McKinney glared at him. She felt the walls closing in.

He let a moment of silence pass. “I’m guessing you have questions.”

McKinney took another deep breath to calm herself. “Where am I going?”

“You’ve been attached to a special access program. Our mission is to identify the source of these drone attacks. We think you can help us predict the behavior of these things, which may help us get ahold of one intact—along with all its source code—which could lead us to its creators.”

She searched for a reasonable reaction to unreasonable circumstances and came up empty. Nothing in her broad life experience had prepared her for this.

He studied her, and after a moment his hard expression softened a bit. He motioned for her to sit down on the edge of a nearby desk. “Can I get you some water or a cup of coffee? Tea?”

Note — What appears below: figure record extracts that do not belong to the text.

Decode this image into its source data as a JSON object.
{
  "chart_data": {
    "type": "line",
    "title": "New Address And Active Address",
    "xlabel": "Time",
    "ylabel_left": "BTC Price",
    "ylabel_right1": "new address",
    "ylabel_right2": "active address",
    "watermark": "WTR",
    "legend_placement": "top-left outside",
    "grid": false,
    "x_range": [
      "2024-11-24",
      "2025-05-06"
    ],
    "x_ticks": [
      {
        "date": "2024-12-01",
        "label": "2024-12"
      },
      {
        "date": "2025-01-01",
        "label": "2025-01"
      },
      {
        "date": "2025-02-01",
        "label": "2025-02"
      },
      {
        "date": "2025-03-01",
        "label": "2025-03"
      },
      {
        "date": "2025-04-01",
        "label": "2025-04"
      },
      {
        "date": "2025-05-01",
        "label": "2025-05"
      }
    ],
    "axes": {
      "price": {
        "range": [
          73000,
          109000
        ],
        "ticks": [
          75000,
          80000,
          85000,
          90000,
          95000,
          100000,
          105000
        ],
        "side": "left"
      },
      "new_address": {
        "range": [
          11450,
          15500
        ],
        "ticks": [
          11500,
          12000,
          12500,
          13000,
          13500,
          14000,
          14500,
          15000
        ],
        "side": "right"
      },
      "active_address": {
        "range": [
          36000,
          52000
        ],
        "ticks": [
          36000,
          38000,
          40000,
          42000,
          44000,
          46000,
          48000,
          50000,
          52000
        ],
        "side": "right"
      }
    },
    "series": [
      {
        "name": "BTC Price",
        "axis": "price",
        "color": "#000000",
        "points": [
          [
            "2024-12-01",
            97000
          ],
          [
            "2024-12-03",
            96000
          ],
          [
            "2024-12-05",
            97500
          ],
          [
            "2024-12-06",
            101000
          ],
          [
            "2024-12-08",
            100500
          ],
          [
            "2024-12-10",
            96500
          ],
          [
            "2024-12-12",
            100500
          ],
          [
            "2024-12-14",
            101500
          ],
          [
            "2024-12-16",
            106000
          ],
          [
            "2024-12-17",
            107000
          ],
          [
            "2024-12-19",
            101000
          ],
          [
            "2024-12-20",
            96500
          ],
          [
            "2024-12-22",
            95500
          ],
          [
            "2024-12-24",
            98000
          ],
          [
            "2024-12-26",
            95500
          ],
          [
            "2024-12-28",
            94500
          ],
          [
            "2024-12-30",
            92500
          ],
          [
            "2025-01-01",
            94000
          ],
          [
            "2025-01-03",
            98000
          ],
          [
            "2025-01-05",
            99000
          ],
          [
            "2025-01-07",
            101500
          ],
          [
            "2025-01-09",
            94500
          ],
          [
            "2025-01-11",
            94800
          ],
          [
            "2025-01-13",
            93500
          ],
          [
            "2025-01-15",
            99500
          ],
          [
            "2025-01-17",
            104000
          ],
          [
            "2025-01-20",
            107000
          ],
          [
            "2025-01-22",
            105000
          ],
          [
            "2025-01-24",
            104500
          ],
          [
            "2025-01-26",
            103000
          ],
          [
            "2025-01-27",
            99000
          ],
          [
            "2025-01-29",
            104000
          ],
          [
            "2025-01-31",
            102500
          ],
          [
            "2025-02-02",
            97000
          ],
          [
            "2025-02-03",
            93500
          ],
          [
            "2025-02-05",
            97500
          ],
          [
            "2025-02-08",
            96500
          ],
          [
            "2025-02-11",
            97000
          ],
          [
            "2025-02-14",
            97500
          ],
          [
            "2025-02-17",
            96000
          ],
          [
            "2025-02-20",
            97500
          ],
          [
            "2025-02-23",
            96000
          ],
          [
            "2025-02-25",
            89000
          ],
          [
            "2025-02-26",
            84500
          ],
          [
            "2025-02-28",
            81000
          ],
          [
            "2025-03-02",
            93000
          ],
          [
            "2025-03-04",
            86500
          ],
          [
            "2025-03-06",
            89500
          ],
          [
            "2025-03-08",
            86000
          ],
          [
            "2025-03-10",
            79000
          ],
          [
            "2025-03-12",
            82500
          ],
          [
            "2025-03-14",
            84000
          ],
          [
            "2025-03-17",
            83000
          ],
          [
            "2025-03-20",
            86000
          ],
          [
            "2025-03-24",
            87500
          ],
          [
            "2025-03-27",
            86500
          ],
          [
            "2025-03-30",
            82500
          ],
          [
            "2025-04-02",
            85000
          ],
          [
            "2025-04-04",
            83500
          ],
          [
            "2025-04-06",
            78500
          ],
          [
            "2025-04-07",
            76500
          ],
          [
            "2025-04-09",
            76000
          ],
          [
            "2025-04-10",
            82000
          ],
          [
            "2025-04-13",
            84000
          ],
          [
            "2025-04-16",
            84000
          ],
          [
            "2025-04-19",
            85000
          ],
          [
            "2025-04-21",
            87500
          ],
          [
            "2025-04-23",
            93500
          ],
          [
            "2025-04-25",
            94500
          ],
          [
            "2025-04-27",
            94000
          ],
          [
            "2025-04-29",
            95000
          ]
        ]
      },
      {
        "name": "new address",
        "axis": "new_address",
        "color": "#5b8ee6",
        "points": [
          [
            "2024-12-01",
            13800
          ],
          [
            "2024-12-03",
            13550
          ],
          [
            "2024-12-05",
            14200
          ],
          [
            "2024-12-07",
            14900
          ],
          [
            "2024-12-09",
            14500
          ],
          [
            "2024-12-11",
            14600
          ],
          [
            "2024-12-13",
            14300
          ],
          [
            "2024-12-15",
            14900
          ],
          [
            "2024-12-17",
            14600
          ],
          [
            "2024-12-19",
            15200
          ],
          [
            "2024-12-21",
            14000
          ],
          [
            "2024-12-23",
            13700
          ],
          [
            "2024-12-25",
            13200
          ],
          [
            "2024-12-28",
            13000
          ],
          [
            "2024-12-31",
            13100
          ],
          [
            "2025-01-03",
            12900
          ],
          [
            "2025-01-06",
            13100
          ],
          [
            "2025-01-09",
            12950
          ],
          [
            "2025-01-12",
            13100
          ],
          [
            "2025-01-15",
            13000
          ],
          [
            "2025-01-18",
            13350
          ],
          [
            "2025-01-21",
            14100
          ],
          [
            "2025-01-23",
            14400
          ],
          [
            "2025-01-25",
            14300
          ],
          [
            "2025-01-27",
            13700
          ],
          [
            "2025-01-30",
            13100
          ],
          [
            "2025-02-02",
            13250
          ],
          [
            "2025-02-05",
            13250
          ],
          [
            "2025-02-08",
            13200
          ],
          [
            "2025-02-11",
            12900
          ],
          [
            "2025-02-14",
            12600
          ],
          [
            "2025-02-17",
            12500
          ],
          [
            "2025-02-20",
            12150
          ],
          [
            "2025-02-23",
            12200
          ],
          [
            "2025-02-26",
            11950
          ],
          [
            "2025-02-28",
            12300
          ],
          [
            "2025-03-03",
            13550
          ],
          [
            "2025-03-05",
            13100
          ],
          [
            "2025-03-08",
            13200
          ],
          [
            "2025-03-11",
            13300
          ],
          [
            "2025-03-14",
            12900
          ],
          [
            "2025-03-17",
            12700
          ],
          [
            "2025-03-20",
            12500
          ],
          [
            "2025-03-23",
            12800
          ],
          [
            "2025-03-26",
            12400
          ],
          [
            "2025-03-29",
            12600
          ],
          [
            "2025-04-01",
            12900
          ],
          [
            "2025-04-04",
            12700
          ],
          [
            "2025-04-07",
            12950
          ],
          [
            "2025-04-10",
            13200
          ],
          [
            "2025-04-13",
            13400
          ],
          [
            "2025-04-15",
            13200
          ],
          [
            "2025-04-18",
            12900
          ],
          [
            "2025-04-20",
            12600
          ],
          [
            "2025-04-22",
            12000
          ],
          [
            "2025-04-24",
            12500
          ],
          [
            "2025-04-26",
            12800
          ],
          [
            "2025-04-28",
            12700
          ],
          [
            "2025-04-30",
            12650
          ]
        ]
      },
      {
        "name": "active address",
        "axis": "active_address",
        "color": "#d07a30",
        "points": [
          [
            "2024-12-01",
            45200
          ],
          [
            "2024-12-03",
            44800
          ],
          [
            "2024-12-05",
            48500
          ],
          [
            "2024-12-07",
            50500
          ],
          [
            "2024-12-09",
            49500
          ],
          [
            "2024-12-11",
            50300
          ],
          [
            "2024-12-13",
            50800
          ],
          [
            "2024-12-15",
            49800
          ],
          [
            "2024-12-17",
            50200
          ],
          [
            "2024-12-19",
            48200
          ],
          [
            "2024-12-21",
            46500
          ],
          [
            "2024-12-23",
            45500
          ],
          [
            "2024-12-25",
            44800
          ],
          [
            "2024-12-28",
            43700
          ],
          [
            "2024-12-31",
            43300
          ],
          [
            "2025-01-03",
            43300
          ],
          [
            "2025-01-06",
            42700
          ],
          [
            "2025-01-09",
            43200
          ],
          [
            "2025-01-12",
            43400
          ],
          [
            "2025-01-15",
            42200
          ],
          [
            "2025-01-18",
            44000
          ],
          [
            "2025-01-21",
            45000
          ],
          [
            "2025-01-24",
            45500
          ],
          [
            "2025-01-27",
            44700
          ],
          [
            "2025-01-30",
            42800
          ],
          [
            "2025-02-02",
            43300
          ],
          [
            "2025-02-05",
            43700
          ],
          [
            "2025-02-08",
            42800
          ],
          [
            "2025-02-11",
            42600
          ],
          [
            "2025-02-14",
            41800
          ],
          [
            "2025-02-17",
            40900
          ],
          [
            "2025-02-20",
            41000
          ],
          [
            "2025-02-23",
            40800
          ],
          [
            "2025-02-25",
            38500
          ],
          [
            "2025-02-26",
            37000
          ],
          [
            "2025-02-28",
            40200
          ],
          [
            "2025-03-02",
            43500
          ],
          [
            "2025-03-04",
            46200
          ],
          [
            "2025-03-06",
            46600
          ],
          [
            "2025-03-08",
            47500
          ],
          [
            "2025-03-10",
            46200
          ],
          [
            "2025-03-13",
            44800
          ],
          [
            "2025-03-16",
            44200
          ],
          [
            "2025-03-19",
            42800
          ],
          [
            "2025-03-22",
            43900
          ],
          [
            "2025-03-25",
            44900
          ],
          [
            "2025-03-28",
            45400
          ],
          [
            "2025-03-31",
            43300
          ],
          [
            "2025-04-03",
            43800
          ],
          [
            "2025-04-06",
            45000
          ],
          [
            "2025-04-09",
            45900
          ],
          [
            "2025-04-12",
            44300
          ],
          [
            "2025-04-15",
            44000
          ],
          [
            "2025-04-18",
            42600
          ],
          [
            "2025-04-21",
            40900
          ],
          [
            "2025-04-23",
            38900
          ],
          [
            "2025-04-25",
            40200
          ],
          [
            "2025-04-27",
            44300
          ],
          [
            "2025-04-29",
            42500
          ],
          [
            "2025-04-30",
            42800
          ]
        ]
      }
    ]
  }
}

She shook her head as she leaned back onto the desk.

He sat across from her and folded his arms. “Let me explain how I found you. Maybe that will clarify why you don’t want to reach out to anyone you care about right now. The people behind these drones are desperate to remain anonymous. It’s that anonymity which prevents us from focusing our firepower on them. They will do literally anything to keep it that way—that includes hurting people you love to get to you.”

She nodded slowly. “Okay, I understand. This is just all very strange.”

“Do you know what a ROM chip is?”

“Yes, I think so.”

“It’s a read-only memory chip. Stores machine code, logic that controls electronic devices. A few months back an FBI forensics team at the scene of a Texas bombing dredged up a small piece of wreckage floating in a golf course pond. It was part of an enemy drone that had self-destructed at high altitude over Dallas.”

McKinney recalled the news from some months back. “I remember—the oil company executives. That was a drone attack too?”

“All nineteen of them have been. And there were a dozen others that didn’t succeed.”

“My God.”

“That piece of wreckage the FBI found included an off-the-shelf circuit board with a ROM chip attached. DOD eggheads put the chip into a logic analyzer and decompiled its machine code into human readable form. It was advanced stuff—visual intelligence algorithms. Cyber defense folks searched to see if anything similar was out on the public Web. They got a match to code on warez sites in both Russia and China—but the compiler fingerprint for the executables pointed back to the United States. Again, this isn’t my specialty, but the cyber warfare folks can extract culture codes, MAC addresses, debug time-stamp formats and compiler paths embedded in executables. That led us back to a project at Stanford University’s Vision Lab.”